On 07/26/2017 07:09 PM, David Malcolm wrote:
+    If `single_cu` is True, make sure there is exactly one
compilation unit and

"is True" -> "is true"

Fixed.

+        :param bool or_error: When True, if `single` is True and no
attribute

"True" -> "true" in two places

Fixed.

+        :param None|(DIE) -> bool predicate: If provided, function
that filters
+            out DIEs when it returns False.

You did not suggested, but I replaced “False” with “false” to be consistent. ;-)

+        :param bool single: If True, look for a single DIE and raise
a

"True" -> "true", I suppose

Fixed.

+        If left to None, the match succeded. Otherwise, must be set


"succeded" -> "succeeded"

Fixed.

+        This is valid iff the match succeded.

here again.

Likewise.

+    In Python 2, just return the input. In Python 3, decode the
input as ASCII.
+    """
+    return (str_or_byte if sys.version_info.major < 3 else
+            str_or_byte.decode('ascii'))

Aha!  Python 2 and Python 3.


Presumably this all runs with LANG=C so that there's no danger of any
non-ASCII bytes?  (bytes.decode('ascii' will raise a UnicodeDecodeError
if any byte >=128).

I’m not sure about the interaction with the locale. What I thought was: I’ve never seen non-ASCII strings in DWARF, nor in objdump’s output.
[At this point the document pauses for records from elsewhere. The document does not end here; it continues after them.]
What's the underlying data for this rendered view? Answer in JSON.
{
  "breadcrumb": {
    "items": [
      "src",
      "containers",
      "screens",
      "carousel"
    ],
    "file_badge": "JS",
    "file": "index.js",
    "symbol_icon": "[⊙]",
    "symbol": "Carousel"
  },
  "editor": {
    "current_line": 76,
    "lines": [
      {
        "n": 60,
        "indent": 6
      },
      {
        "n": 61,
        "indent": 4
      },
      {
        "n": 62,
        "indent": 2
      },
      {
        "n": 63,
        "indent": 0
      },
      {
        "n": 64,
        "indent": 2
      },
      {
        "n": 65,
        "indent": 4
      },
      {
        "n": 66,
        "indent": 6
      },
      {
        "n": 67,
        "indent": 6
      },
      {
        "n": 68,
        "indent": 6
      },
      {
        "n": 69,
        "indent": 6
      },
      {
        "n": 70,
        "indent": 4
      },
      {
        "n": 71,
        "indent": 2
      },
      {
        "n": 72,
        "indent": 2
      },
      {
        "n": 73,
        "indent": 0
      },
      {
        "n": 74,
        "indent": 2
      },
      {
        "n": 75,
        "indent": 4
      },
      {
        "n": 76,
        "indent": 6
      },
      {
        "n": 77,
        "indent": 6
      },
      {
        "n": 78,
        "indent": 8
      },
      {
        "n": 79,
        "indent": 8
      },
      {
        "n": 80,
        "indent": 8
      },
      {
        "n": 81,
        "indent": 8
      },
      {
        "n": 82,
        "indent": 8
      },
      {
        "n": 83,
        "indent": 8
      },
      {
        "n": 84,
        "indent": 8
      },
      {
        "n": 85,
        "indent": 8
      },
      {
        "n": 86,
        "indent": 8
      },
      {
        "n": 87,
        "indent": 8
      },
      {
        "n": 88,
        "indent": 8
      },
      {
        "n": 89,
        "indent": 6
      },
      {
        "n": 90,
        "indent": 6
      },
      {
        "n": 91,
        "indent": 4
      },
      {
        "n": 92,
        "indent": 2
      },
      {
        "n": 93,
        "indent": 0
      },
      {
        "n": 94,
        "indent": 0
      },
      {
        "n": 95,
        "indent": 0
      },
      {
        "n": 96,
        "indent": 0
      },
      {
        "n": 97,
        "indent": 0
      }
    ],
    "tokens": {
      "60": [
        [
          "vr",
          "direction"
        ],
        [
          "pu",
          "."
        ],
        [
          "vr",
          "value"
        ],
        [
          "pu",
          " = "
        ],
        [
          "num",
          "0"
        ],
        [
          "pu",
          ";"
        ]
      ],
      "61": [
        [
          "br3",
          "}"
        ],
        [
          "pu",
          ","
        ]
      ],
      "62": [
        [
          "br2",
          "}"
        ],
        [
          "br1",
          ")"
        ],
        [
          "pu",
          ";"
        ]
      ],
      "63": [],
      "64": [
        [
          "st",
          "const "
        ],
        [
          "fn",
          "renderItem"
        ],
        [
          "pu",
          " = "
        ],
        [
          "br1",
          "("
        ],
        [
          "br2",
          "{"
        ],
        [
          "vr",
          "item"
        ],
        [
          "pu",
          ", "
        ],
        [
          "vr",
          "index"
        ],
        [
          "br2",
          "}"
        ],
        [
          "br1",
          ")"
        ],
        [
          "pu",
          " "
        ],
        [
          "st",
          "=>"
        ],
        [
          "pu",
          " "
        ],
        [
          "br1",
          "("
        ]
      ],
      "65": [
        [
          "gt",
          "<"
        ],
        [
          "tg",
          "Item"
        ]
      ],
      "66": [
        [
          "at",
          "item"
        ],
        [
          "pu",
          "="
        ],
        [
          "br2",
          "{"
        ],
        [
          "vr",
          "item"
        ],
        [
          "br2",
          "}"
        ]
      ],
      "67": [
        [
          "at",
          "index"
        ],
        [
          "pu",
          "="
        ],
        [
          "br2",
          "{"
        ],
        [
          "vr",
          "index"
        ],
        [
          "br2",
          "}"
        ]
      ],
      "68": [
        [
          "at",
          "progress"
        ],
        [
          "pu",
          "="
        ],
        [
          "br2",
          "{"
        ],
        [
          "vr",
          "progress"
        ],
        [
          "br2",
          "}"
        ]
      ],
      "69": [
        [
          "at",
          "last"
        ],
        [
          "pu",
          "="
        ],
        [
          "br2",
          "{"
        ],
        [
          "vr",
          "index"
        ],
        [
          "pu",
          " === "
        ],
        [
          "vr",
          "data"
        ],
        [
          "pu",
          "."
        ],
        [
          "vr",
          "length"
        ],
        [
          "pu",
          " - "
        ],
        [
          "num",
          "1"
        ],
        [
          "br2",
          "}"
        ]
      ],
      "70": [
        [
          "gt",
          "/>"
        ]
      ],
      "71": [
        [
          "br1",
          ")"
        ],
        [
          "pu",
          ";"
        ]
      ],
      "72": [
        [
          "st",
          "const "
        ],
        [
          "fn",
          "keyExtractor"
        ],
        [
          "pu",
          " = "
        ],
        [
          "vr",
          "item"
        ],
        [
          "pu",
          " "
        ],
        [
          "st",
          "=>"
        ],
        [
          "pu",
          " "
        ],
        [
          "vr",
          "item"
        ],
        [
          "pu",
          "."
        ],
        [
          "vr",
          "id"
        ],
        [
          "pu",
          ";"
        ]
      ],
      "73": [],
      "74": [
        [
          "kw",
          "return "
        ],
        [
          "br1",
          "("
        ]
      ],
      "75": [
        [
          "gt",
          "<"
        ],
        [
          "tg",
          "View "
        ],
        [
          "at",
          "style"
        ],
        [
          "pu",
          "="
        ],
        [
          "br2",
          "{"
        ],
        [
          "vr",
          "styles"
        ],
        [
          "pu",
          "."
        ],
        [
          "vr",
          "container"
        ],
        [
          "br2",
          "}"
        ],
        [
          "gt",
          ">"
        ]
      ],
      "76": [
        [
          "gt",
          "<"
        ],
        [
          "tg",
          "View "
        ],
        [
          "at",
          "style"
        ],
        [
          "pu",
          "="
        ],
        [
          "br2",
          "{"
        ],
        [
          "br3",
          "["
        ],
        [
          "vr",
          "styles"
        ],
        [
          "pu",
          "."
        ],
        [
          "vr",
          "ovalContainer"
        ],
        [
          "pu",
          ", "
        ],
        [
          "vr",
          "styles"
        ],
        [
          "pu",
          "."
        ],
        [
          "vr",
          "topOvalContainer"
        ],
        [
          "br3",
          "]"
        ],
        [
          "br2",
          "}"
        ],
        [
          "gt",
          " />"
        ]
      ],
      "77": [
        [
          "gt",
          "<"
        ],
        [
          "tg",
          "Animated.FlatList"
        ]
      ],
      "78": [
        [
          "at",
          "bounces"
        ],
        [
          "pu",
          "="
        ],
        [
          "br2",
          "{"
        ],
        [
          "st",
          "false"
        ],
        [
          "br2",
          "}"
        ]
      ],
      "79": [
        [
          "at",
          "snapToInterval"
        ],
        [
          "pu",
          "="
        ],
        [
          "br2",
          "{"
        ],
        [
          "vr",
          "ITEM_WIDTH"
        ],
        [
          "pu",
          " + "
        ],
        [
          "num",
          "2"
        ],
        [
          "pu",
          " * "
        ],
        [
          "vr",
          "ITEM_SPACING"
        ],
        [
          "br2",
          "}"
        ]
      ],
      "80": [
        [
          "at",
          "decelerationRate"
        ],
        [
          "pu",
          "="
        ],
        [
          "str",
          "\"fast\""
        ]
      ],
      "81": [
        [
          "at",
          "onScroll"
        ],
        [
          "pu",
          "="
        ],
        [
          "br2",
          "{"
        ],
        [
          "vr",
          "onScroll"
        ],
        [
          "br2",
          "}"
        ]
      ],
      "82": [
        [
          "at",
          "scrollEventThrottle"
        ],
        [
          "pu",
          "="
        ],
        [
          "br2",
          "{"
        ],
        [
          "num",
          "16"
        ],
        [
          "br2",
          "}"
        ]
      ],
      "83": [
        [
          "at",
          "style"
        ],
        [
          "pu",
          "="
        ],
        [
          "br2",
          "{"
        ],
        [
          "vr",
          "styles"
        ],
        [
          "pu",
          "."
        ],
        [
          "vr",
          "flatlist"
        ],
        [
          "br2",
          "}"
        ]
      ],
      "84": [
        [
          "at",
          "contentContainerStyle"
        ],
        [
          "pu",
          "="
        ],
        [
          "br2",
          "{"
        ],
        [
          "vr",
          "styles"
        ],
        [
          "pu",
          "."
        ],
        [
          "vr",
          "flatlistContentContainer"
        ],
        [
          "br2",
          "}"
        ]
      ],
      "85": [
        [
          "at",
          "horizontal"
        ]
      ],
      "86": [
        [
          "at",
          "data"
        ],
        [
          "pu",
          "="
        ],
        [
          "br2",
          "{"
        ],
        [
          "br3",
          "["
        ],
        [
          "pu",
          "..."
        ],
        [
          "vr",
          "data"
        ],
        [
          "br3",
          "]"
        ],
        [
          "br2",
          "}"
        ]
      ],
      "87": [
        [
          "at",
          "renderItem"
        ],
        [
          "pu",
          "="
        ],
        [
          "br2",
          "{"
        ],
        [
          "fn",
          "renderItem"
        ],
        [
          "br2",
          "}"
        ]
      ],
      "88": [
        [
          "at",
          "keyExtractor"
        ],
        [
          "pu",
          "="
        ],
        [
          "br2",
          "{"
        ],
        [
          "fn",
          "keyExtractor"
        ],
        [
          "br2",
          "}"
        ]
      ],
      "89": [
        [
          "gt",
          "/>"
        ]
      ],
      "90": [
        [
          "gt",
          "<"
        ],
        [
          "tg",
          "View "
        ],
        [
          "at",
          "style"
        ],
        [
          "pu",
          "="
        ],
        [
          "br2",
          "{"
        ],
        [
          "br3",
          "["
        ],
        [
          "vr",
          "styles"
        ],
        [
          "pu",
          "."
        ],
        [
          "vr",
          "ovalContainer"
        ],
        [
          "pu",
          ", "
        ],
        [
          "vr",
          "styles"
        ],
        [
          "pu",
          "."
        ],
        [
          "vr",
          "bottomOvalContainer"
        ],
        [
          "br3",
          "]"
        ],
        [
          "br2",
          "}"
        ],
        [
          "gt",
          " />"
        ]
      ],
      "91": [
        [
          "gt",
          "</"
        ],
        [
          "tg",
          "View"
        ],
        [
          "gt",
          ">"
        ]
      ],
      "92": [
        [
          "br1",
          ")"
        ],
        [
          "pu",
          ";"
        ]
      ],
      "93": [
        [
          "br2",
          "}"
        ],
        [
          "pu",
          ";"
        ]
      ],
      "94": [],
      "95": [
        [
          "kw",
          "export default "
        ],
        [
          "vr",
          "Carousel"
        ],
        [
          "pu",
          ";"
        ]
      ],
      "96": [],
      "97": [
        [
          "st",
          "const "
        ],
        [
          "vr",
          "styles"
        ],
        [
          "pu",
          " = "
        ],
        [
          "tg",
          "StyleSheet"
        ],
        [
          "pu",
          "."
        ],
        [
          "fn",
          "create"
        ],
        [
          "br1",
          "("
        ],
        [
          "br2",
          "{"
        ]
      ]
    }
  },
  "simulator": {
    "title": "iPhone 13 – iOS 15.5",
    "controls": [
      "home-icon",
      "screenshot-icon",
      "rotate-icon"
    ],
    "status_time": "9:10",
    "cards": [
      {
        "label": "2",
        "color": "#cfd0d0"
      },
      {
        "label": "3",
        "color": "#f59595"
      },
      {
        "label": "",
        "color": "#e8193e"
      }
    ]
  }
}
I know it’s theorically possible: if that happens in the future (like some language allows non-ASCII identifier and yield non-ASCII names in DWARF), we’ll only have this function to fix.

There's a fair amount of non-trivial parsing going on here.
I wonder if it would be helpful to add a "unittest" suite for the
parsing?
(e.g. to have some precanned fragments of objdump output as strings,
and to verify that they're parsed as expected).

Note that I'm not a reviewer for the testsuite, so this is just a
suggestion.

That’s a good idea. Actually I think it will be very easy to write such tests *and* to assess Python code coverage for them. I’ll do this if this proposal is in good way to be accepted.

Hope this is constructive

It totally was: thank you very much!